Your friend just texted you on your iPhone. But how do you really know it's him?
According to a well-known Apple hacker, you can't.
According to Apple, you should be using the Apple-only iMessage service instead.
French iPhone hacker "pod2g" seemed surprised Friday (Aug. 17) when he posted on his blog that he'd figured out a way to "spoof" text messages, also known as SMS messages, so that they appeared to come from someone other than the sender.
"One of [the SMS protocol] options enables the user to change the reply address of the text. If the destination mobile is compatible with it, and if the receiver tries to answer to the text, he will not respond to the original number, but to the specified one," pod2g wrote.
"In a good implementation of this feature, the receiver would see the original phone number and the reply-to one. On iPhone, when you see the message, it seems to come from the reply-to number, and you [lose] track of the origin."
In other words, someone could send you a text message pretending to come from your grandmother, your boss or your best friend. If that someone were malicious, he could send mobile malware as an attached picture or sound file along with that text message.
However, this is not exactly news. SMS spoofing has been around for years, and many websites offer commercial SMS-spoofing services for the use of pranksters and advertisers.
Apple responded to media queries about pod2G's discovery with the public-relations equivalent of "no duh."
"One of the limitations of SMS is that it allows messages to be sent with spoofed addresses to any phone, so we urge customers to be extremely careful if they're directed to an unknown website or address over SMS," Apple told the tech blogs Ars Technica, Engadget and The Loop Saturday (Aug. 18).
Apple's solution? iPhone owners should be using Apple's own Internet-based device-to-device proprietary messaging service, iMessage, instead.
"When using iMessage instead of SMS, addresses are verified which protects against these kinds of spoofing attacks," Apple told the blogs.
Not a perfect solution
It's true that iMessage is more secure than regular SMS messaging, which travels along cellular networks rather than the Internet and was not designed with security in mind.
But it's not clear exactly how much more secure iMessage is, because Apple won't tell anyone how it works.
"And nobody seems to care," noted Matthew Green, a cryptographer at Johns Hopkins University, in a blog posting Saturday.
iMessage is "one of the most widely deployed encrypted text message services in the history of mankind," Green wrote. "It's built into the normal iPhone texting application and turned on by default.
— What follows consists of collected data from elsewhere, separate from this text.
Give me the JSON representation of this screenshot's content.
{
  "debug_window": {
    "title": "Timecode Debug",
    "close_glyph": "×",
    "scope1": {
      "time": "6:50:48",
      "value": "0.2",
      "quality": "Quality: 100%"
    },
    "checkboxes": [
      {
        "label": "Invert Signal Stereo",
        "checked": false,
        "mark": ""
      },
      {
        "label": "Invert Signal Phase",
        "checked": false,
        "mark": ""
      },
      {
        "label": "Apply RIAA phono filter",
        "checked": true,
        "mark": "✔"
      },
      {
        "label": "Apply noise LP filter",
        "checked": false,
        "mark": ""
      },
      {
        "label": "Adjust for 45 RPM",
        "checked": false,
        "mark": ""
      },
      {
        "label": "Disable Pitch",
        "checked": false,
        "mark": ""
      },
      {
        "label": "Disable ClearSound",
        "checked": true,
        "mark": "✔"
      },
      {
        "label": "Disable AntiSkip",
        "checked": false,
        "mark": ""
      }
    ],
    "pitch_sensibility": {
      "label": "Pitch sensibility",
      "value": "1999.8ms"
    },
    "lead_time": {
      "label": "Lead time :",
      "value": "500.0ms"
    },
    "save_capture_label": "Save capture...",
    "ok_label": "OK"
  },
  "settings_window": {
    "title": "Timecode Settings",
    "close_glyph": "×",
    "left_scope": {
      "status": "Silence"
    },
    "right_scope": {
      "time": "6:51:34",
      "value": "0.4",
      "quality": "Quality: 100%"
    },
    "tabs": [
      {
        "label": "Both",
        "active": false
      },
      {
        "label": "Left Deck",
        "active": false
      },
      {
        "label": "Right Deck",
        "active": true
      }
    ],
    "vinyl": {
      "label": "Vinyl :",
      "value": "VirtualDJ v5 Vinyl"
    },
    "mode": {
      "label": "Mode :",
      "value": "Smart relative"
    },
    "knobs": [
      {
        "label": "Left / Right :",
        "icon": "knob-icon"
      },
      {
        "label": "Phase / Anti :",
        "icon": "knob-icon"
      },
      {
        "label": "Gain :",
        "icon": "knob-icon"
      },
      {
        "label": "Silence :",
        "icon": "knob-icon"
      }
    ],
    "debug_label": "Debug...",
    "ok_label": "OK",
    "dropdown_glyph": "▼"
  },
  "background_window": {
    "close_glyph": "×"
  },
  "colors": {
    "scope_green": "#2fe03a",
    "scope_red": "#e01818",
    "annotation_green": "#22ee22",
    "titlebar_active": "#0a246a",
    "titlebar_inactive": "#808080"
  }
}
When my Mom texts another Apple user, iMessage will automatically route her message over the Internet."
"To me, the disconcerting thing about iMessage is how rapidly it's gone from no deployment to securing billions of text messages for millions of users," Green continued. "And this despite the fact that the full protocol has never been published by Apple or (to my knowledge) vetted by security experts."
Green's concerns may or may not be warranted, but Apple's security has been found to be less than perfect on more than one recent occasion.
As for iMessage itself, its one known security flaw is a strange one that hasn't been explained by Apple.
Some iPhones that have changed hands have been found to be receiving iMessages intended for the phones' former owners. The former owners have themselves gotten iMessages from the old phones' new users — on their own new iPhones.
"iMessage is important. People use it," Green wrote. "We ought to know how secure it is and what risks those people are taking by using it."